An eco-friendly model for many European cities

Rare flora and fauna have returned

European Green Capital 2017: with 3,100 hectares of grassy areas and forest, Essen is already Germany’s third-greenest city. Now Essen wants to become even more climate-friendly, low-carbon, sustainable and socially responsible. The Green Capital initiative is all about improving quality of life. And the various urban development projects benefit one main target group first and foremost: the citizens. The European Commission’s jury was impressed by this integrated approach.

Another crucial factor that made the jury choose Essen was the Emscher River renaturation project: the restoration of what used to be Germany’s dirtiest river. As part of one of Europe’s largest infrastructure projects, the cooperative known as the Emschergenossenschaft is building a total of 400 kilometres of underground sewage canals that free the river and its tributaries from sewage. Retention basins have become showcase architectural landscapes to which rare flora and fauna have already returned.

The Green Capital has set itself very ambitious targets overall: the aim is to achieve a further, noticeable reduction in motor traffic by 2025. Measures to achieve this include the RS1 cycle highway, which will link up the towns and cities between Duisburg and Hamm along a 101-kilometre route. When the cycle highway has been completed in 2020, 1.7 million people will live along it. There are around 430,000 jobs within the immediate catchment area. Commuters who switch to cycling will be able to save up to 16,600 tonnes of CO2 per year.

Essen’s successful transformation from a mining city to the greenest city in North Rhine-Westphalia makes it a role model for many European cities that are currently undergoing structural changes. In the city’s university quarter, where the Krupp steel works used to be based, there is now a recreation area that perfectly combines homes, businesses and leisure facilities. The newly created Niederfeldsee lake in Altendorf is surrounded by parkland and is close to a pleasant residential area.

There’s also an excellent network of footpaths and hiking trails in the Green Capital and beyond the city limits. Wherever you look, there are green corridors linking different parts of the city.

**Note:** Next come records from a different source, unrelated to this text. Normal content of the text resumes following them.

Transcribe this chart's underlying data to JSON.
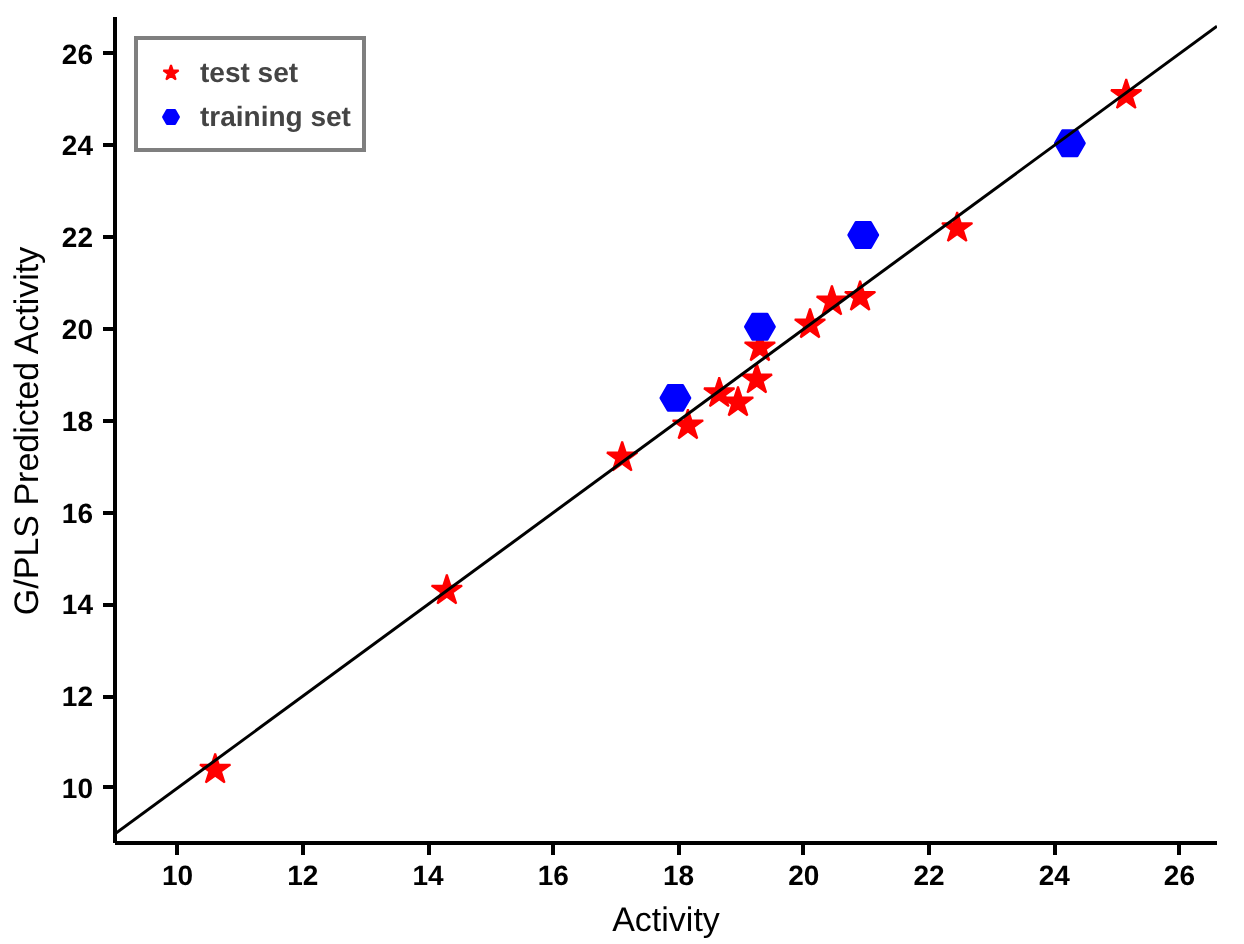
{
  "chart_data": {
    "type": "scatter",
    "xlabel": "Activity",
    "ylabel": "G/PLS Predicted Activity",
    "xlim": [
      9,
      26.6
    ],
    "ylim": [
      8.8,
      26.8
    ],
    "xticks": [
      10,
      12,
      14,
      16,
      18,
      20,
      22,
      24,
      26
    ],
    "yticks": [
      10,
      12,
      14,
      16,
      18,
      20,
      22,
      24,
      26
    ],
    "legend": "top left",
    "grid": false,
    "series": [
      {
        "name": "test set",
        "color": "#ff0000",
        "marker": "star",
        "x": [
          10.6,
          14.3,
          17.1,
          18.15,
          18.65,
          18.95,
          19.25,
          19.3,
          20.1,
          20.45,
          20.9,
          22.45,
          25.15
        ],
        "values": [
          10.4,
          14.3,
          17.2,
          17.9,
          18.6,
          18.4,
          18.9,
          19.6,
          20.1,
          20.6,
          20.7,
          22.2,
          25.1
        ]
      },
      {
        "name": "training set",
        "color": "#0000ff",
        "x": [
          17.95,
          19.3,
          20.95,
          24.25
        ],
        "values": [
          18.5,
          20.05,
          22.05,
          24.05
        ]
      },
      {
        "type": "line",
        "color": "#000000",
        "x": [
          9,
          26.6
        ],
        "values": [
          9,
          26.6
        ]
      }
    ]
  }
}
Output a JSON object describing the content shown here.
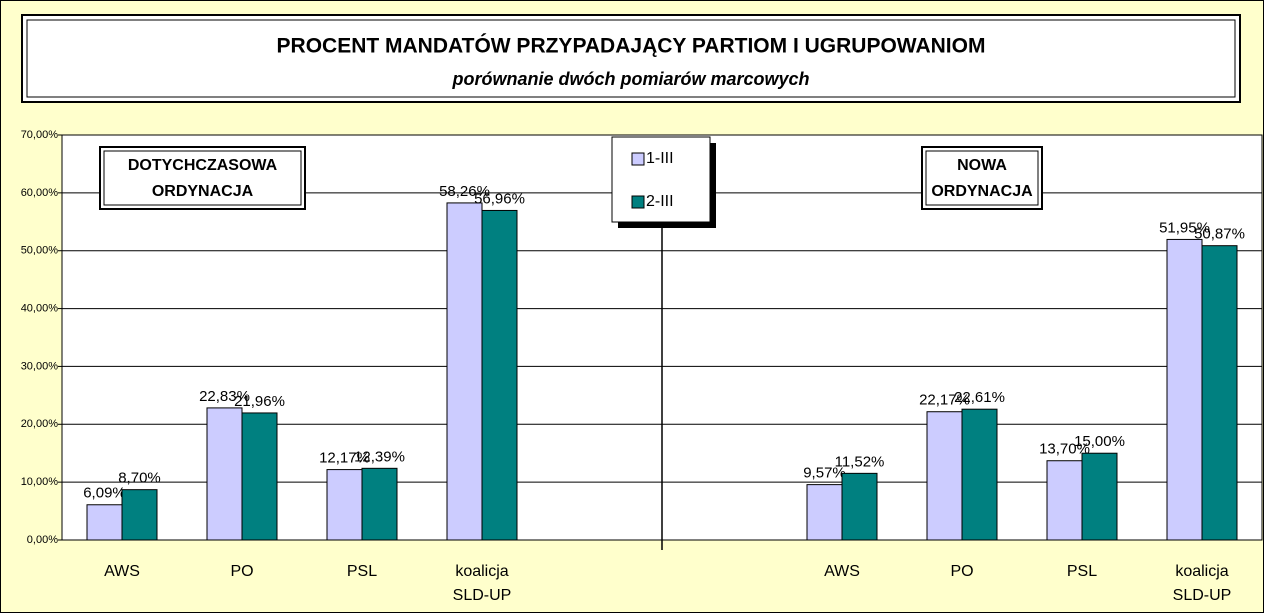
{
  "chart_data": {
    "type": "bar",
    "title": "PROCENT MANDATÓW PRZYPADAJĄCY PARTIOM I UGRUPOWANIOM",
    "subtitle": "porównanie dwóch pomiarów marcowych",
    "annotations": [
      "DOTYCHCZASOWA ORDYNACJA",
      "NOWA ORDYNACJA"
    ],
    "categories": [
      "AWS",
      "PO",
      "PSL",
      "koalicja SLD-UP",
      null,
      null,
      "AWS",
      "PO",
      "PSL",
      "koalicja SLD-UP"
    ],
    "series": [
      {
        "name": "1-III",
        "color": "#ccccff",
        "values": [
          6.09,
          22.83,
          12.17,
          58.26,
          null,
          null,
          9.57,
          22.17,
          13.7,
          51.95
        ],
        "value_labels": [
          "6,09%",
          "22,83%",
          "12,17%",
          "58,26%",
          null,
          null,
          "9,57%",
          "22,17%",
          "13,70%",
          "51,95%"
        ]
      },
      {
        "name": "2-III",
        "color": "#008080",
        "values": [
          8.7,
          21.96,
          12.39,
          56.96,
          null,
          null,
          11.52,
          22.61,
          15.0,
          50.87
        ],
        "value_labels": [
          "8,70%",
          "21,96%",
          "12,39%",
          "56,96%",
          null,
          null,
          "11,52%",
          "22,61%",
          "15,00%",
          "50,87%"
        ]
      }
    ],
    "ylim": [
      0,
      70
    ],
    "yticks": [
      {
        "value": 0,
        "label": "0,00%"
      },
      {
        "value": 10,
        "label": "10,00%"
      },
      {
        "value": 20,
        "label": "20,00%"
      },
      {
        "value": 30,
        "label": "30,00%"
      },
      {
        "value": 40,
        "label": "40,00%"
      },
      {
        "value": 50,
        "label": "50,00%"
      },
      {
        "value": 60,
        "label": "60,00%"
      },
      {
        "value": 70,
        "label": "70,00%"
      }
    ],
    "grid": true,
    "legend": "top"
  }
}
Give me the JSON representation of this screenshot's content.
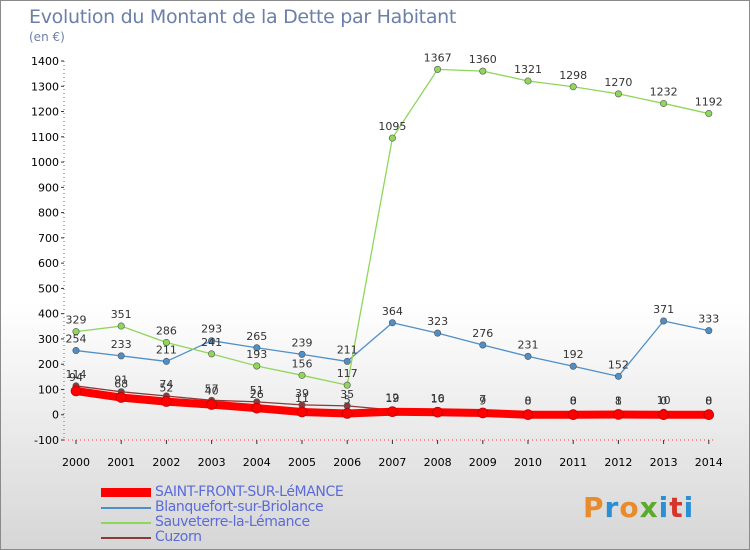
{
  "title": "Evolution du Montant de la Dette par Habitant",
  "subtitle": "(en €)",
  "logo": {
    "text": [
      "P",
      "r",
      "o",
      "x",
      "i",
      "t",
      "i"
    ],
    "colors": [
      "#e98a2b",
      "#2b8fd6",
      "#e98a2b",
      "#5aaa2b",
      "#2b8fd6",
      "#d6352b",
      "#2b8fd6"
    ]
  },
  "chart_data": {
    "type": "line",
    "title": "Evolution du Montant de la Dette par Habitant",
    "ylabel": "(en €)",
    "x": [
      "2000",
      "2001",
      "2002",
      "2003",
      "2004",
      "2005",
      "2006",
      "2007",
      "2008",
      "2009",
      "2010",
      "2011",
      "2012",
      "2013",
      "2014"
    ],
    "ylim": [
      -100,
      1400
    ],
    "yticks": [
      -100,
      0,
      100,
      200,
      300,
      400,
      500,
      600,
      700,
      800,
      900,
      1000,
      1100,
      1200,
      1300,
      1400
    ],
    "grid": false,
    "legend_position": "bottom-left",
    "series": [
      {
        "name": "SAINT-FRONT-SUR-LéMANCE",
        "color": "#ff0000",
        "values": [
          94,
          68,
          52,
          40,
          26,
          11,
          5,
          12,
          10,
          7,
          0,
          0,
          1,
          0,
          0
        ],
        "labels": [
          "94",
          "68",
          "52",
          "40",
          "26",
          "11",
          "5",
          "12",
          "10",
          "7",
          "0",
          "0",
          "1",
          "0",
          "0"
        ]
      },
      {
        "name": "Blanquefort-sur-Briolance",
        "color": "#4f8fc8",
        "values": [
          254,
          233,
          211,
          293,
          265,
          239,
          211,
          364,
          323,
          276,
          231,
          192,
          152,
          371,
          333
        ],
        "labels": [
          "254",
          "233",
          "211",
          "293",
          "265",
          "239",
          "211",
          "364",
          "323",
          "276",
          "231",
          "192",
          "152",
          "371",
          "333"
        ]
      },
      {
        "name": "Sauveterre-la-Lémance",
        "color": "#8fd65a",
        "values": [
          329,
          351,
          286,
          241,
          193,
          156,
          117,
          1095,
          1367,
          1360,
          1321,
          1298,
          1270,
          1232,
          1192
        ],
        "labels": [
          "329",
          "351",
          "286",
          "241",
          "193",
          "156",
          "117",
          "1095",
          "1367",
          "1360",
          "1321",
          "1298",
          "1270",
          "1232",
          "1192"
        ]
      },
      {
        "name": "Cuzorn",
        "color": "#8b3a3a",
        "values": [
          114,
          91,
          74,
          57,
          51,
          39,
          35,
          19,
          16,
          9,
          8,
          8,
          8,
          10,
          8
        ],
        "labels": [
          "114",
          "91",
          "74",
          "57",
          "51",
          "39",
          "35",
          "19",
          "16",
          "9",
          "8",
          "8",
          "8",
          "10",
          "8"
        ]
      }
    ]
  }
}
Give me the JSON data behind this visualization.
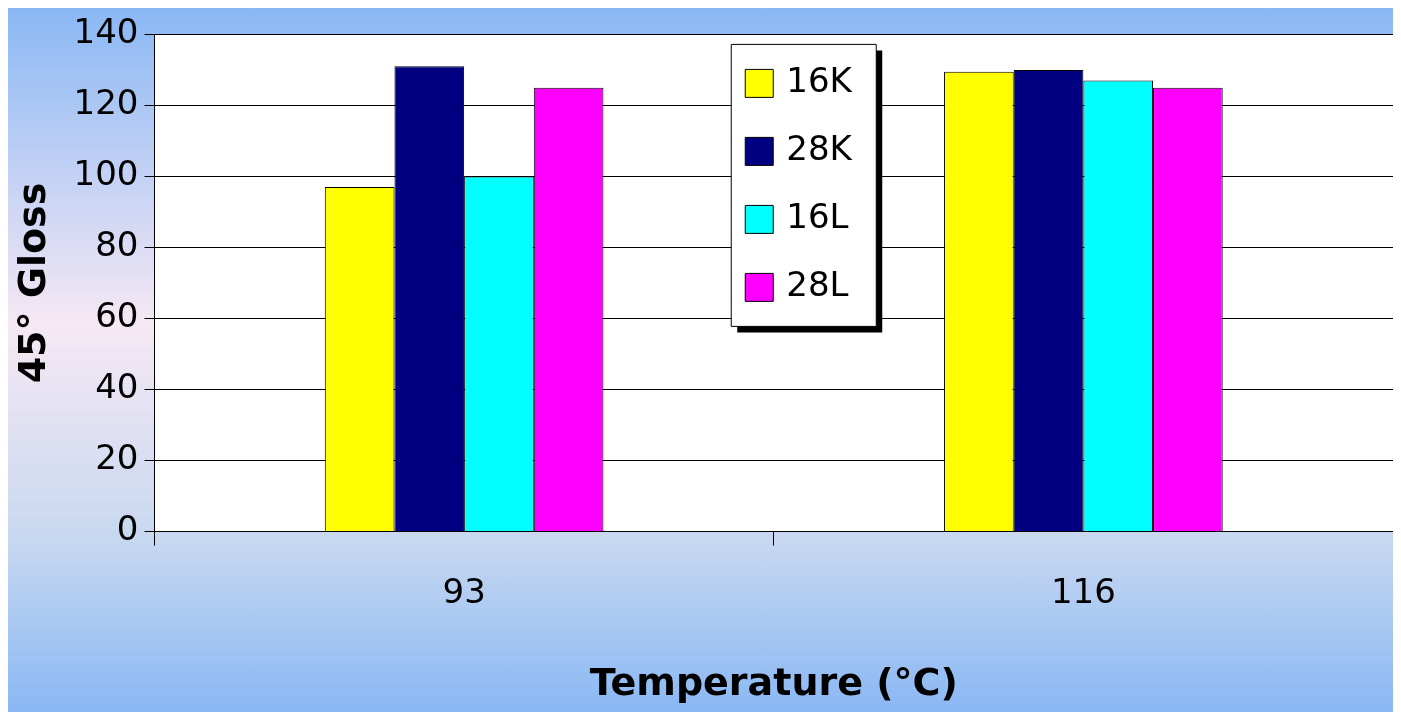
{
  "chart_data": {
    "type": "bar",
    "xlabel": "Temperature (°C)",
    "ylabel": "45° Gloss",
    "categories": [
      "93",
      "116"
    ],
    "series": [
      {
        "name": "16K",
        "color": "#ffff00",
        "values": [
          97,
          129.5
        ]
      },
      {
        "name": "28K",
        "color": "#000080",
        "values": [
          131,
          130
        ]
      },
      {
        "name": "16L",
        "color": "#00ffff",
        "values": [
          100,
          127
        ]
      },
      {
        "name": "28L",
        "color": "#ff00ff",
        "values": [
          125,
          125
        ]
      }
    ],
    "ylim": [
      0,
      140
    ],
    "yticks": [
      0,
      20,
      40,
      60,
      80,
      100,
      120,
      140
    ],
    "grid": "y",
    "legend": "top"
  }
}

In total, 45 of Essen’s 50 districts are connected to around 500 kilometres of walking trails. One example is the Residenzaue park, with its old trees, flowerbeds and ponds, which provides a scenic route from the centre of Borbeck to the historical Borbecker Schlosspark. Walkers can start off in Borbeck, a built-up area without much green space, and follow the newly signposted ‘Tal Route’, which winds through green areas for almost the entire stretch. The route takes you from the Hexbachtal valley, with its dense floodplain forest and unspoiled natural surroundings, via rural Bedingrade through the Pausmühlbachtal valley. From the side of the path, you can gather herbs such as nettle, wild garlic and ribwort – whether for medicinal purposes or for cooking – before you finally reach Gerschede. This picturesque village on Essen’s outermost north-western edge is set among meadows, streams and farms.

Essen regards its year as the European Green Capital only as a prelude to a green decade in the entire region. The Emscher River renaturation will be completed in 2020, the KlimaExpo.NRW will present its results in 2022 and the International Garden Exhibition (IGA) will take place in the Ruhr Metropolis in 2027.